Leading the task force is Dr. Gary Davidson, who was skeptical of mandates at the time.

Alberta Premier Danielle Smith will soon be receiving a little-known report she commissioned which tasked an Alberta doctor who was critical of the previous administration’s handling of COVID to look into how accurate the province’s COVID data collection was, as well as the previous administration’s decision-making process and effectiveness. 

As noted in a recent Globe and Mail report, records it obtained show that just less than one month after becoming Premier of Alberta in November of 2022, Smith tasked then-health minister Jason Copping to create the COVID data task force. 

Documents show that the Alberta government under Smith gave the new task force, led by Dr. Gary Davidson – who used to work as an emergency doctor in Red Deer, Alberta – a sweeping mandate to look at whether the “right data” was obtained during COVID as well as to assess the “integrity, validity, reliability and quality of the data/information used to inform pandemic decisions” by members of Alberta Health Services (AHS).  

As reported by LifeSiteNews in 2021, Davidson said during the height of COVID that the hospital capacity crisis in his province was “created,” was not a new phenomenon, and had nothing to do with COVID.

“We have a crisis, and we have a crisis because we have no staff, because our staff quit, because they’re burned out, they’re not burnt out from COVID,” Davidson said at the time. 

Davidson also claimed that the previous United Conservative Party government under former Premier Jason Kenney had been manipulating COVID statistics.  

In comments sent to the media, Smith said that in her view it was a good idea to have a “contrarian perspective” with Davidson looking at “everything that happened with some fresh eyes.” 

“I needed somebody who was going to look at everything that happened with some fresh eyes and maybe with a little bit of a contrarian perspective because we’ve only ever been given one perspective,” she told reporters Tuesday. 

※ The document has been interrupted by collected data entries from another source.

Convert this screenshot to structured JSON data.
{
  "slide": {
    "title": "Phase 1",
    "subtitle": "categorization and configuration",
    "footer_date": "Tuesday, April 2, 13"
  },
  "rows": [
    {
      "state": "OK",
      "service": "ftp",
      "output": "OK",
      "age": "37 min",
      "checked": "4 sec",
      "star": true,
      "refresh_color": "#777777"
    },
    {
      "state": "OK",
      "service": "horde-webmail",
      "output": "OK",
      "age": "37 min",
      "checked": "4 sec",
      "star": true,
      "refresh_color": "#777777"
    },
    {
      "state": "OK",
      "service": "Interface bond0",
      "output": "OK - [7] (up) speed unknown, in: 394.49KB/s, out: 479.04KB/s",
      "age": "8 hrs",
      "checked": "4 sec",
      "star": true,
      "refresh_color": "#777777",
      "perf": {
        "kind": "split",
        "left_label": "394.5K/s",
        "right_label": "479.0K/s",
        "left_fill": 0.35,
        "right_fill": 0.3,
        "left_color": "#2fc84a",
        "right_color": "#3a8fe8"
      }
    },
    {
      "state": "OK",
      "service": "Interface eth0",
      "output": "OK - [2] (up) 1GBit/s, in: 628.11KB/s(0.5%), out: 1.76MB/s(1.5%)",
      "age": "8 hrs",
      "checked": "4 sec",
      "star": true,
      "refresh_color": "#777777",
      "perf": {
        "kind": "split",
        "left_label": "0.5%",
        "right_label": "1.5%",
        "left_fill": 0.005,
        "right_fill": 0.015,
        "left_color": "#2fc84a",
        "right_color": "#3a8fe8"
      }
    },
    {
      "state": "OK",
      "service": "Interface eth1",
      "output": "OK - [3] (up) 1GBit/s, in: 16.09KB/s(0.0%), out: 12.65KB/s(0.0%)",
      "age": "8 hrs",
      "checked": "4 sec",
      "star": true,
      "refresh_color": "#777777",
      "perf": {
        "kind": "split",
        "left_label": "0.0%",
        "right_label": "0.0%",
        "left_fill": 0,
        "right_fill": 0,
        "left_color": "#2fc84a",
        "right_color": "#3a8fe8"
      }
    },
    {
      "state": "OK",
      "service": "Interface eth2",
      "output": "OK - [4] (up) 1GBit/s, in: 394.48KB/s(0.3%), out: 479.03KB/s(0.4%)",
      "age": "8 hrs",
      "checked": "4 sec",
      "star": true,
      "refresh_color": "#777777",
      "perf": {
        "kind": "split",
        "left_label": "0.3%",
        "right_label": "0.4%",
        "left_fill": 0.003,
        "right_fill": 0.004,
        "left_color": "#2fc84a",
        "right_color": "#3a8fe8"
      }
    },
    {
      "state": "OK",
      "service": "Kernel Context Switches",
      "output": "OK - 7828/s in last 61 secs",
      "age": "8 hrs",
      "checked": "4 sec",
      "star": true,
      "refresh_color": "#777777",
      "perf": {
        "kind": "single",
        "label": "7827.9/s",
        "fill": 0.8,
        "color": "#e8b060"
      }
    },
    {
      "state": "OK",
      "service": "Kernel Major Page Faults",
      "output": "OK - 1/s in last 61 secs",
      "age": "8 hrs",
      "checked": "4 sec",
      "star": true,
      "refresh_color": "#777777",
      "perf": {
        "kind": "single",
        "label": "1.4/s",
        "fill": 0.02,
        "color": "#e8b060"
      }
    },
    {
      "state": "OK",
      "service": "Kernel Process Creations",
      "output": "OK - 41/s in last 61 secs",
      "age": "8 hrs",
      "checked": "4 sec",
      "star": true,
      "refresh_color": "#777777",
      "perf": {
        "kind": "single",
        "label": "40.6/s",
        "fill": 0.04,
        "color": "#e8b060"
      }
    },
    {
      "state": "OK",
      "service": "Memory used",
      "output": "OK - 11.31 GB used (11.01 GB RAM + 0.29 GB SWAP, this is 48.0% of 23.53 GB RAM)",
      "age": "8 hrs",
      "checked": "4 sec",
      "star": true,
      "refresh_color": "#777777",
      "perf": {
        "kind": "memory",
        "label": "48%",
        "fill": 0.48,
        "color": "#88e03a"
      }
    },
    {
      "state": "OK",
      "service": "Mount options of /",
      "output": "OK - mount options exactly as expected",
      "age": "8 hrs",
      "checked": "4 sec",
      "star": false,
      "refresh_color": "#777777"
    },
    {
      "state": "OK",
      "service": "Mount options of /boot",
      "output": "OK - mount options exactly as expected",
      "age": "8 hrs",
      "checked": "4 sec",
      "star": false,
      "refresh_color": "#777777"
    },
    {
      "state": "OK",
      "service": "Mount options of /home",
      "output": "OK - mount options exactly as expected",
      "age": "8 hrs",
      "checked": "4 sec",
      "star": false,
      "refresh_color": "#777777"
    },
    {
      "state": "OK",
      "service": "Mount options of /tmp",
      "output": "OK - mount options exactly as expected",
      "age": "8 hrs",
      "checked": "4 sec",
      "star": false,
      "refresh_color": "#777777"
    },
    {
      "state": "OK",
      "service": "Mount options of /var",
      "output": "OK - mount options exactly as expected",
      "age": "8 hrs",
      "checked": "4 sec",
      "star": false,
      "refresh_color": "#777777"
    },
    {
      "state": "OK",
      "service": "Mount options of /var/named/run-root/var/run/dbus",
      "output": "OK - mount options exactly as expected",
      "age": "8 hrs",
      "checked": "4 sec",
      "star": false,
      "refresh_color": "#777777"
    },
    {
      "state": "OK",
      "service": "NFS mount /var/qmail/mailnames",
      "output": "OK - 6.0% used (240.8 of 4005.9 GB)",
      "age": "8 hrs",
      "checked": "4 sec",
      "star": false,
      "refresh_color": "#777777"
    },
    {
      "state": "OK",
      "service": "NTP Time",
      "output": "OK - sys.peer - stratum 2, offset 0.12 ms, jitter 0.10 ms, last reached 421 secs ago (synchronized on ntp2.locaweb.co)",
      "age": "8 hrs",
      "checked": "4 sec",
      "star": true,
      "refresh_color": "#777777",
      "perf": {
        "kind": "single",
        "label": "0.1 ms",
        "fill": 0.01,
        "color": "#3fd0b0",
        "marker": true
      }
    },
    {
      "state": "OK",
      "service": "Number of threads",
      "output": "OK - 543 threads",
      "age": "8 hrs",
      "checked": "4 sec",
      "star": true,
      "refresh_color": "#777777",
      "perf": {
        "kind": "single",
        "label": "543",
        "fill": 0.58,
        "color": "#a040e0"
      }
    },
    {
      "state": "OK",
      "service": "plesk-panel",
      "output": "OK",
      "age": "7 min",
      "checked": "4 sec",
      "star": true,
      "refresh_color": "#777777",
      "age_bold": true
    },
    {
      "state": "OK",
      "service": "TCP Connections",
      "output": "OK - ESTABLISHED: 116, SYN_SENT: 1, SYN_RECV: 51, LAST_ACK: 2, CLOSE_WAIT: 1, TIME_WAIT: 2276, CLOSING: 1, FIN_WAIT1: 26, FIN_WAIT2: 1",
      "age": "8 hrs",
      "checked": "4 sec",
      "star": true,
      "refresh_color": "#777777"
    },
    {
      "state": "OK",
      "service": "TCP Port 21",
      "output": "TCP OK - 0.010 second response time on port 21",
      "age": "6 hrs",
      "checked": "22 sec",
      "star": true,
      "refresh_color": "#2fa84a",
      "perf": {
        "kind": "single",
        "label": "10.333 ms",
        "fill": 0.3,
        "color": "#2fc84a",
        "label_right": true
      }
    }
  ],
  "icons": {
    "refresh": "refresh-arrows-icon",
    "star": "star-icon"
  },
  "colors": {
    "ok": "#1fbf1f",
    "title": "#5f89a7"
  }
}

“I left it to [Davidson] to assemble the panel with the guidance that I would like to have a broad range of perspectives.” 

After assuming her role as premier, Smith promptly fired the province’s top doctor, Deena Hinshaw, and the entire AHS board of directors, all of whom oversaw the implementation of COVID mandates. 

Under Kenney, thousands of nurses, doctors, and other healthcare and government workers lost their jobs for choosing to not get the jabs, leading Smith to say – only minutes after being sworn in – that over the past year the “unvaccinated” were the “most discriminated against” group of people in her lifetime. 

As for AHS, it still is promoting the COVID shots, for babies as young as six months old, as recently reported by LifeSiteNews.  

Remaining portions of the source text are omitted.